HG Alert: Important Changes to Component Pricing - May 2009

The Trade Practices Amendment (Clarity in Pricing) Act 2008 comes into effect on 25 May 2009. If you are a company selling goods or services to consumers, this Act will have significant effects on the way you advertise the price of your goods or services.

Component pricing

The Act is designed to address perceived problems arising from the increased use of “component pricing”.

Component pricing is when a business states the cost of its goods or services as being the sum of component parts. For example, a motor dealer who quotes the price of a motor vehicle as “$25,000 plus fees and charges” is using component pricing.

Such pricing is considered to potentially mislead consumers about the total price payable for goods or services.

The important changes

It is important to note that the changes will not prevent the use of component pricing. However, where component pricing is used, a single price figure must also be specified.

The Act says that where a company makes a statement about an amount which only constitutes part of the price for the supply of its goods or services, it must also specify the price as a “single figure” and “in a prominent way”.

Where does the Act apply?

The new Act only applies to statements by companies to consumers. It does not apply to dealings between the supplier and other businesses. However, it is important to note that the Act will apply where your statement about price is made simultaneously to both consumers and businesses.

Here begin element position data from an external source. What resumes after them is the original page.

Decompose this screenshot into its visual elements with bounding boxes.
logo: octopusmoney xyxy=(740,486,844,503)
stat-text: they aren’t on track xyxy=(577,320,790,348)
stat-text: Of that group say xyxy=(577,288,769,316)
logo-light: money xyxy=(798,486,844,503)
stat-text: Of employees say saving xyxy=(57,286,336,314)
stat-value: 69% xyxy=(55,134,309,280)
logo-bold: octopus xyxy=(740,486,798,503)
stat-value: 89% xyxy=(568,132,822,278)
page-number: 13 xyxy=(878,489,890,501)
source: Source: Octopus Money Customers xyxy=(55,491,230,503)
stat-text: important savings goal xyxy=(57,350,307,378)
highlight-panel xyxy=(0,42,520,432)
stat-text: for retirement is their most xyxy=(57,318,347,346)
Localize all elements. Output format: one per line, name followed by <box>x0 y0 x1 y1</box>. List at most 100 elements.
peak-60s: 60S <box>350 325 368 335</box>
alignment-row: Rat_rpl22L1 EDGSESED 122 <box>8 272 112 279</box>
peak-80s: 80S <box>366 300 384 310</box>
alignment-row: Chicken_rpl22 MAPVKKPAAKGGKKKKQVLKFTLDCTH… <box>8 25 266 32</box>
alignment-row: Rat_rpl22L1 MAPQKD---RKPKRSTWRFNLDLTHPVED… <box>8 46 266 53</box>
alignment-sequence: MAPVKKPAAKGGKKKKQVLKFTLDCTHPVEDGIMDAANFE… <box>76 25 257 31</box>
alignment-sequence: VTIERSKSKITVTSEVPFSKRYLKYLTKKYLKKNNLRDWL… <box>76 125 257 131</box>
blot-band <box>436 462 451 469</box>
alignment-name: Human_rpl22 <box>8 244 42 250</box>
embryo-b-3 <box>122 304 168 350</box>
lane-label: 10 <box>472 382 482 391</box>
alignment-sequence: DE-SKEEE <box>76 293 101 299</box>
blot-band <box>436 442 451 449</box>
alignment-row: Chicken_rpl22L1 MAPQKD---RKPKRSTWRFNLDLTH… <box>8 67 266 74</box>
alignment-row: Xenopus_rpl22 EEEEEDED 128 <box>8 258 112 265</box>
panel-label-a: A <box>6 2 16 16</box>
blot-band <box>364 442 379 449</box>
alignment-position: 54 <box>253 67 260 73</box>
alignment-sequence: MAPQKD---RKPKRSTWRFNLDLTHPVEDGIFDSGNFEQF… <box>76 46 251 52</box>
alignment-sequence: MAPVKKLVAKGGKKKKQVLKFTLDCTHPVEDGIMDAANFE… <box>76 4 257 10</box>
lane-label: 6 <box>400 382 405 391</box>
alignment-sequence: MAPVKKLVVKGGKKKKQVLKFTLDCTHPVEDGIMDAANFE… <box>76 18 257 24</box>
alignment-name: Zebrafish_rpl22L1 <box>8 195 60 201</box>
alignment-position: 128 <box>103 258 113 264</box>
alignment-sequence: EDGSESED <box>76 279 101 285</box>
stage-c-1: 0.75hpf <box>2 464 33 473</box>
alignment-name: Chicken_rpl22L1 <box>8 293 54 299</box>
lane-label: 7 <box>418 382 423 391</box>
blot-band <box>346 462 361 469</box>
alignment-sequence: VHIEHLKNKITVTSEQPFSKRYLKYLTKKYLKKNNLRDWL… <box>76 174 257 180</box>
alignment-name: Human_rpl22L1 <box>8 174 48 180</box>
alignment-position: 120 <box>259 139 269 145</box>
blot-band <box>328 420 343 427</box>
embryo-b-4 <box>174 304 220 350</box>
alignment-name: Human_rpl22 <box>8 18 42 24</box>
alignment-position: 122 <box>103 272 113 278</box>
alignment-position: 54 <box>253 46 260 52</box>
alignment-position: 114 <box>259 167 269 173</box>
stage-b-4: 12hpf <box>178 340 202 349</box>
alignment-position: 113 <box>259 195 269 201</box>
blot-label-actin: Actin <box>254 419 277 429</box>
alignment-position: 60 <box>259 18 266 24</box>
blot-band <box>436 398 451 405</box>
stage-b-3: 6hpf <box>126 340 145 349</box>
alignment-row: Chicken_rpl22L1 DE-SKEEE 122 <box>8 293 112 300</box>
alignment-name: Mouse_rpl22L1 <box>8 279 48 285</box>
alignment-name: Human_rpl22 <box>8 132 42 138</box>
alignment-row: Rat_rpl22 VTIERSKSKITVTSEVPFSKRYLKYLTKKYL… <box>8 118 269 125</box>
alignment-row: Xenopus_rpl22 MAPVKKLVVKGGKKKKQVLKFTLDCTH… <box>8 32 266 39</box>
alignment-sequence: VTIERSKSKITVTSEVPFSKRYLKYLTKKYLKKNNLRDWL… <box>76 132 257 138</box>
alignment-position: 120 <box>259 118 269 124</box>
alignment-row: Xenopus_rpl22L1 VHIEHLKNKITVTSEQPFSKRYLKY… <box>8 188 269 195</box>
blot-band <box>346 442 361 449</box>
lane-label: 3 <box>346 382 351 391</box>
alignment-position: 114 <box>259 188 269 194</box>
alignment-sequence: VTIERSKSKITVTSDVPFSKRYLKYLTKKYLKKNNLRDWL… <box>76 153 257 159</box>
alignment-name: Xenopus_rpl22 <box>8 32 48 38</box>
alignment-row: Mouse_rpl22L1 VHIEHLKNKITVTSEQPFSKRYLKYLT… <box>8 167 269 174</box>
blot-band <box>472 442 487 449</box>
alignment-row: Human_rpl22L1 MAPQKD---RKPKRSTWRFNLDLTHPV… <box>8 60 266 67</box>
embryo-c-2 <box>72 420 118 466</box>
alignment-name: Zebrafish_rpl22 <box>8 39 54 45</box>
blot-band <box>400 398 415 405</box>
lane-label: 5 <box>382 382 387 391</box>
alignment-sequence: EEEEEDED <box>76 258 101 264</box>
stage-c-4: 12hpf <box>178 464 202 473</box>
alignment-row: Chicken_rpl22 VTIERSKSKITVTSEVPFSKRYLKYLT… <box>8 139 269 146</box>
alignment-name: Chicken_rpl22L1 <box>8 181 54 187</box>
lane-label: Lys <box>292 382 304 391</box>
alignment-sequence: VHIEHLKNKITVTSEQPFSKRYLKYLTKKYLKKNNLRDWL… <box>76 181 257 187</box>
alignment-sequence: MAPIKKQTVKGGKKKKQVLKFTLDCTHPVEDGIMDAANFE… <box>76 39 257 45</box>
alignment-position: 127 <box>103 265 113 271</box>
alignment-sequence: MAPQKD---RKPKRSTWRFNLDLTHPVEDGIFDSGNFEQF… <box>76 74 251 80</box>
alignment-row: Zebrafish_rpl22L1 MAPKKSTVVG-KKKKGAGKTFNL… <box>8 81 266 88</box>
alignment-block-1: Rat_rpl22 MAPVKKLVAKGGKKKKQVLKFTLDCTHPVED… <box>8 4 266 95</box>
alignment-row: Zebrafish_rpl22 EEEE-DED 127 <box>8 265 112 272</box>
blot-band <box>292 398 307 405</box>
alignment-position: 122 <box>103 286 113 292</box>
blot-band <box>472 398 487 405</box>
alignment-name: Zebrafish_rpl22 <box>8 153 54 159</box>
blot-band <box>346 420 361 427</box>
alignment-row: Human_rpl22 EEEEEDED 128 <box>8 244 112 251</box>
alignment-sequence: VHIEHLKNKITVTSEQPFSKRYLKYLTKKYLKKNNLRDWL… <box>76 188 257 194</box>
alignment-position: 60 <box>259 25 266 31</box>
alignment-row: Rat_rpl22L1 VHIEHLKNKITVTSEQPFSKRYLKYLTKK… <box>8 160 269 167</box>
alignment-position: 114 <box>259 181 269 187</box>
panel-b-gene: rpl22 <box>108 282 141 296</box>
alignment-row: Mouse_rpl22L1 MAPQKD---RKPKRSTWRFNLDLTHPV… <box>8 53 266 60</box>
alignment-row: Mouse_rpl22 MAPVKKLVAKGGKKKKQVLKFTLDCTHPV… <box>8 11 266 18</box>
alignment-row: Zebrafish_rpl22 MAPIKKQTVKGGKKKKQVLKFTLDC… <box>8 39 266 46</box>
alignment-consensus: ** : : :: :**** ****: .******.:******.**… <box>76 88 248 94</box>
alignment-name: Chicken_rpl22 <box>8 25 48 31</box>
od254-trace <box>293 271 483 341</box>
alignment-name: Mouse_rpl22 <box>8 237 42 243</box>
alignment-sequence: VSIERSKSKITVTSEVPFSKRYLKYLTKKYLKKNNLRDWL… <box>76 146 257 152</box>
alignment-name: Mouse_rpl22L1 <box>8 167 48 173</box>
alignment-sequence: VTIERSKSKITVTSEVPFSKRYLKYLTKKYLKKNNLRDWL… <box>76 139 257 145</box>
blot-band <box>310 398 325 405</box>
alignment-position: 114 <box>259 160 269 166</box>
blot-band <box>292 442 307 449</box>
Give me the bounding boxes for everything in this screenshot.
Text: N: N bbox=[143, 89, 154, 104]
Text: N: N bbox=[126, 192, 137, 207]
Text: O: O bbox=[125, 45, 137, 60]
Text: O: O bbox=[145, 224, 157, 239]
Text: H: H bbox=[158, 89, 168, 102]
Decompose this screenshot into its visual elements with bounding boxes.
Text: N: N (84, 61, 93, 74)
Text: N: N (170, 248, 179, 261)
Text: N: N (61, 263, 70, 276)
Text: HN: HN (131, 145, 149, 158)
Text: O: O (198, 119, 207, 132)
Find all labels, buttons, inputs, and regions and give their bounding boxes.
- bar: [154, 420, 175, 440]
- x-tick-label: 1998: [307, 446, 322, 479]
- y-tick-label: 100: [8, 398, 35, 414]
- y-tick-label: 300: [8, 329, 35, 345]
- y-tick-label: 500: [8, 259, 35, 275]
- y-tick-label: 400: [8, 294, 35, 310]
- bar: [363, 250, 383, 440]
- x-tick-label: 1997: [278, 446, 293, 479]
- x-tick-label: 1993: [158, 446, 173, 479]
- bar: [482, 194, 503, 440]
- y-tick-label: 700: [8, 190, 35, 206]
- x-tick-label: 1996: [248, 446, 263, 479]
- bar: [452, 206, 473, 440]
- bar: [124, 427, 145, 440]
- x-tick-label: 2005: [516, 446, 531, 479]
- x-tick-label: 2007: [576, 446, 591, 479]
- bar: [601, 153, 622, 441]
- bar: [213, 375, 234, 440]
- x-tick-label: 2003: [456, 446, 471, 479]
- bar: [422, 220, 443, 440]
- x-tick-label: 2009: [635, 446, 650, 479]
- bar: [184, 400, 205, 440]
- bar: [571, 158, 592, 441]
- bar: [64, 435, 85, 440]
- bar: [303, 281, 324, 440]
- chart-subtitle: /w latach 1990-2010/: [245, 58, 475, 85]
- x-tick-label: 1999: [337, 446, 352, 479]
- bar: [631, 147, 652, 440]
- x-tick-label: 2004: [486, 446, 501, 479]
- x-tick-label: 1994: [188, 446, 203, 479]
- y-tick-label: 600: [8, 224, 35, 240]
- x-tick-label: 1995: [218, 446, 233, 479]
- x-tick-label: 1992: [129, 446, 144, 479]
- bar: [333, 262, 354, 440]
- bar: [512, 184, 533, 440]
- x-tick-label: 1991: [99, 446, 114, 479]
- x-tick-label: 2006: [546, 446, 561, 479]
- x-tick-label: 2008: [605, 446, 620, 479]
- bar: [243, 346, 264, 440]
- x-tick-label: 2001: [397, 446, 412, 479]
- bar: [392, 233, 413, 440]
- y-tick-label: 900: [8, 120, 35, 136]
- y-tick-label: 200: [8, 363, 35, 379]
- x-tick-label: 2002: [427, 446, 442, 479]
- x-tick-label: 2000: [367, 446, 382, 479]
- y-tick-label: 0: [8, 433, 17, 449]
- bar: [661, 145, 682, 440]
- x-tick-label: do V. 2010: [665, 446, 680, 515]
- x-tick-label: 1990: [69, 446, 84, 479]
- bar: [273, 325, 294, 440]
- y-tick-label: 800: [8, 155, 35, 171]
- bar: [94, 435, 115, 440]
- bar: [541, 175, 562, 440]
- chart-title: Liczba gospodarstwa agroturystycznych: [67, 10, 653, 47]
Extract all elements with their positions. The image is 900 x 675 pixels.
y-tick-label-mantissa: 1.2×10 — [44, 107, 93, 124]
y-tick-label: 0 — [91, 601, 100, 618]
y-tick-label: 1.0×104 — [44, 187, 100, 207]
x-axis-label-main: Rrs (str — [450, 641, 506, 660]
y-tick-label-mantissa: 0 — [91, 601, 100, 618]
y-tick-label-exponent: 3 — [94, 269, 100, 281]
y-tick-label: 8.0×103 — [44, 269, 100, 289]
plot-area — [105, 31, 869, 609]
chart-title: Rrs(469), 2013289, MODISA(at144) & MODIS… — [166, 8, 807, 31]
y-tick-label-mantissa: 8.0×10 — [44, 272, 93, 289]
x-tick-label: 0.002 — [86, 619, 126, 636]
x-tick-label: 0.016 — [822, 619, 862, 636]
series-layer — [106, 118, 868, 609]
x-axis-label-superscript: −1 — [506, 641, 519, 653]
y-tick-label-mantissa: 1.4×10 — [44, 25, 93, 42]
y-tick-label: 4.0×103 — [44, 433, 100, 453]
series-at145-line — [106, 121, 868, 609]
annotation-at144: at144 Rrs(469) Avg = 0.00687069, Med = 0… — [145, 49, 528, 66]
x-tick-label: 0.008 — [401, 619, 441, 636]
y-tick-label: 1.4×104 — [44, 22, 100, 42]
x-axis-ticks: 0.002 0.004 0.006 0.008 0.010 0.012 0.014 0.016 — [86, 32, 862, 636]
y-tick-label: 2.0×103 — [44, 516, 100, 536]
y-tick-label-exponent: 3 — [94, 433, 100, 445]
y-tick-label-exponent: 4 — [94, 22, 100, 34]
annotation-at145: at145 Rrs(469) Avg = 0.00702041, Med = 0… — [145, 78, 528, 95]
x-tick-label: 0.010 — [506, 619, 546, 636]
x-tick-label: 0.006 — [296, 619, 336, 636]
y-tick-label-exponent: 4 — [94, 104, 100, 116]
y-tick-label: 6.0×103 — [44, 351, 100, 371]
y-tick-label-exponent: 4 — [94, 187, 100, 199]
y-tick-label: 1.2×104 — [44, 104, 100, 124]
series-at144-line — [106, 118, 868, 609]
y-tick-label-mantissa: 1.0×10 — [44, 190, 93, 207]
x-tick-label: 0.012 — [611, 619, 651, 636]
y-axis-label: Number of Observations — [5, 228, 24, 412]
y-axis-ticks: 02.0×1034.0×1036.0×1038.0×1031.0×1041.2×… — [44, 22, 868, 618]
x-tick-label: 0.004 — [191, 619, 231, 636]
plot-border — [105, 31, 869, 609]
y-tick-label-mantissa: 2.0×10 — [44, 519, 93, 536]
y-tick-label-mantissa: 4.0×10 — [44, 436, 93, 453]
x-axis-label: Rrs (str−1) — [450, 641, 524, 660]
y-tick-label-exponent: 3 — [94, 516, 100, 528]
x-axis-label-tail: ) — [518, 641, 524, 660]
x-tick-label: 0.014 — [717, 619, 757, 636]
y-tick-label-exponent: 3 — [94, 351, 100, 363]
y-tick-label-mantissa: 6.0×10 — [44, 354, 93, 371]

The new law applies to all forms of advertising – catalogues, websites and in store sales promotions.

The “single price”

The “single price” must be stated as a single figure and include each of the following amounts:

  • a charge that must be paid by the consumer;
  • the amount of any tax, duty, fee or charge imposed on the supplier of the goods or services (eg GST); and
  • the amount of any tax, duty, fee or charge payable by the supplier in relation to the supply.

What about delivery charges?

You do not need to include compulsory delivery charges for goods as part of the single price. However, if you know the minimum delivery charge at the time you make the statement about price, you must specify the single price for the goods together with the minimum delivery charge.

What does “prominent way” mean?

Under the Act, a single price will not be specified in a “prominent way” unless the single price is “at least as prominent as the most prominent of the component parts of the consideration for the supply”. In simple terms, this means that the single price must be easily identifiable by a consumer.

Unfortunately, the Act does not contain any clues about the interpretation of this requirement, and it appears it will be left to the courts to interpret the precise meaning of the requirement in individual cases.


A breach of the Act will expose you to civil and criminal penalties up to a maximum of $1.1million under the Trade Practices Act.

When do the changes take effect?

As previously stated, the Act comes into effect on 25 May 2009. Although the Act will only apply to conduct occurring after that date, all businesses supplying goods or services to consumers will need to be prepared for the changes.